Statistics wouldn’t have predicted any of that.
A relative of mine, a midwife who has spent her career helping women avoid C-sections and other obstetric intervention, was forced two weeks ago to have a C-section with her first baby, who was breech despite her many efforts to flip him. This happens in only 2-3 percent of cases. As in, 97 percent aren’t like that.
It makes me feel like there are enough 3 percent chance things to go around. That everyone — or, well, 97 percent of everyone —will have a 3 percent chance thing happen to them. Those who have totally uneventful pregnancies, births and children are the rarities.
But I’ve realized that, good or bad, it doesn’t matter what the chances are if you’re the one to whom it happens. And despite our culture’s reliance on statistics for everything from deciding when milk will go bad to deciding who we’ll vote for in the next election, we just don’t get to know what’s going to happen in life. Statistics are a smokescreen we put up to pretend that we know where we’re going. They may be useful to scientists who want to know what will happen to 100 people, but they are useless to individuals who want to know what will happen to them.
A life cannot be lived by what is most likely to happen all the time. And, really, none of us would want a life with that sort of predictability. When we strip away the illusion of stability statistics provide, what’s left to us is the responsibility to own our place in life and live it as authentically as we can. Because the only thing that is certain is that our lives — however they turn out — are 100 percent our own.
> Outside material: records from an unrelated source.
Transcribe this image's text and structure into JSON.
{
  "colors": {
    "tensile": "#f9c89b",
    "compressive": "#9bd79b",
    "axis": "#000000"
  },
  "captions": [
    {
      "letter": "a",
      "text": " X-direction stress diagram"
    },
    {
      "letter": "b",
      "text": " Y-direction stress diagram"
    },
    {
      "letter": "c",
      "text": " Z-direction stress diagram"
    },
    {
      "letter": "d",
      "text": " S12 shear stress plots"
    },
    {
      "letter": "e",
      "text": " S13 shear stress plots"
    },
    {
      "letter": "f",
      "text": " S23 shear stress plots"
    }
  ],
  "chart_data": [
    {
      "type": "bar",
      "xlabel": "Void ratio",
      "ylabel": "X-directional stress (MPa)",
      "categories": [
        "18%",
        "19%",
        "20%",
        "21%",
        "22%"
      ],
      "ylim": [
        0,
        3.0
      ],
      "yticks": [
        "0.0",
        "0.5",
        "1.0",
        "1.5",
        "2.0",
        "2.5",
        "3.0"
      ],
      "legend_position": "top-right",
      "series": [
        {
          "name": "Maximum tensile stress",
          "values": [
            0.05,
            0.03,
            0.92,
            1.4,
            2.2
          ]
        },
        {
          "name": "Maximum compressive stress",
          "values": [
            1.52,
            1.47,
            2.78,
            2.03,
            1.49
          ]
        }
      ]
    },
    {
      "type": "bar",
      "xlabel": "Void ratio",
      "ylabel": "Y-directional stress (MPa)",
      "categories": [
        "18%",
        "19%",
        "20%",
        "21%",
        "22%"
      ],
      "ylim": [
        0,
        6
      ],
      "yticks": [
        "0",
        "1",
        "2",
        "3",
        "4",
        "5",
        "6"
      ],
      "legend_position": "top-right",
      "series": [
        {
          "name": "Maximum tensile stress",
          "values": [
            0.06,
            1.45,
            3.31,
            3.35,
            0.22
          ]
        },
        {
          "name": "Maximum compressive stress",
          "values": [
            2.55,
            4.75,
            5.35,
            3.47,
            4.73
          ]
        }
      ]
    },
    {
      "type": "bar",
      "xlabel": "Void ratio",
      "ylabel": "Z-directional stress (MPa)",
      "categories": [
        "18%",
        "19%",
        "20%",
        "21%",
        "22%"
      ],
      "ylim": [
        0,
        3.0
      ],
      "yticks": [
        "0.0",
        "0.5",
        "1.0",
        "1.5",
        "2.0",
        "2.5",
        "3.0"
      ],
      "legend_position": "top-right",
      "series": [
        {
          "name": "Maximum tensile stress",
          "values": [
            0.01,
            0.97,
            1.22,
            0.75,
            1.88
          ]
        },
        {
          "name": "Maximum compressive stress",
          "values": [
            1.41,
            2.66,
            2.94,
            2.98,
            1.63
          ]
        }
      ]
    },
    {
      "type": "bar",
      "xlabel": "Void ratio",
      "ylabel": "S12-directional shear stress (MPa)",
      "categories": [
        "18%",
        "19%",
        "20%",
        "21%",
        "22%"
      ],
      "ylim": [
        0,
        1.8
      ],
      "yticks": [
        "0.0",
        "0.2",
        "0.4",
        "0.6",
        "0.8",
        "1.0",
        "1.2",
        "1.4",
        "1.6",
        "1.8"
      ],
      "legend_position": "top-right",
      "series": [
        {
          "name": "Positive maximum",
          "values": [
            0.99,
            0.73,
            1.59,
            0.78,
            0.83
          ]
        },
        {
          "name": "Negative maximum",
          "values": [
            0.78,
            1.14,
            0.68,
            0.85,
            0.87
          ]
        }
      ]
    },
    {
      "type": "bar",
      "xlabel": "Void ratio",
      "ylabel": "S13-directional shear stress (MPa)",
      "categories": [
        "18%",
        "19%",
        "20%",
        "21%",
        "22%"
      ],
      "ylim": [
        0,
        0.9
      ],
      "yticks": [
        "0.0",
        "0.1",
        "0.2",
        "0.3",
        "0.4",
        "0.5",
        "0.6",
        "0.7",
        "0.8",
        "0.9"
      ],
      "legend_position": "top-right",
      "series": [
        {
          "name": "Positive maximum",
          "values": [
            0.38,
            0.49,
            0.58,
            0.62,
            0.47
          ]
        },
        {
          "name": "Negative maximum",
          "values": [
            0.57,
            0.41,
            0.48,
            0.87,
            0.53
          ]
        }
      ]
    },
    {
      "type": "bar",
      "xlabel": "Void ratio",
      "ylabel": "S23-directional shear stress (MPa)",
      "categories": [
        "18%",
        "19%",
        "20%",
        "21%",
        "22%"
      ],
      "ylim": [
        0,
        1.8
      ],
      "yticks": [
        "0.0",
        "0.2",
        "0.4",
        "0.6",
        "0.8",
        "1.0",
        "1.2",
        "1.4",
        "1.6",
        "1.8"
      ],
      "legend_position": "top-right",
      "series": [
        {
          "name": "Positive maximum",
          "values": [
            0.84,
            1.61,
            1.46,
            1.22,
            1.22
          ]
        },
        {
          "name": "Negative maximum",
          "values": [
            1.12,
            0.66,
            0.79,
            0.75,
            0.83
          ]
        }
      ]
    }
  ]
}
And that, more than any of the possibilities and percent chances of desired or undesired outcomes, is what makes them awesome.
Shasta Kearns Moore says
Thanks so much for this opportunity, Andi!
And wow! I totally missed that post about the conversation we had a few months ago. That was a good read and I can’t wait to share your post on my blog next Tuesday!
Andi says
Thank YOU for sending me such a great post – you hit on so many things that Mr. Andi and I have discussed at length in the past. It was a perfect fit.
wendy at mama one to three says
this is a great post. I always think of people behind the numbers. when one is pregnant, it’s terrifying to think of anything going wrong. When one is a mother, it is perhaps more horrifying to think of something bad happening. This is the life and the world we have. We live in one direction only, going forward.
Anna Theurer says
Hello Shasta! Excellent guest post.
Shasta Kearns Moore says
Hi Anna, thanks!
And Wendy, I love that: “We live in one direction only, going forward.”
I just realized that my links in this post didn’t come through. Silly me, I should have formatted it in html. Anyway, my friend whose 11-month-old nearly died from a piece of fruit blogs at: http://colofisch.blogspot.com/ and the other one I mention blogs here: http://cheezewhizandmustard.wordpress.com/
Liz says
Great post. I also used to find comfort in statistics. No one expects to be in the 3%!
Andi says
My husband and I have joked that we should play the lottery. Odds of having a child with Down syndrome at age 40 – ~1 in 100. Odds of having a child with cerebral palsy – ~ 1 in 500. Odds of having a child with triploidy – not sure but it’s really, really small. Odds of having all three – really, really, really small. Yet it happened to us.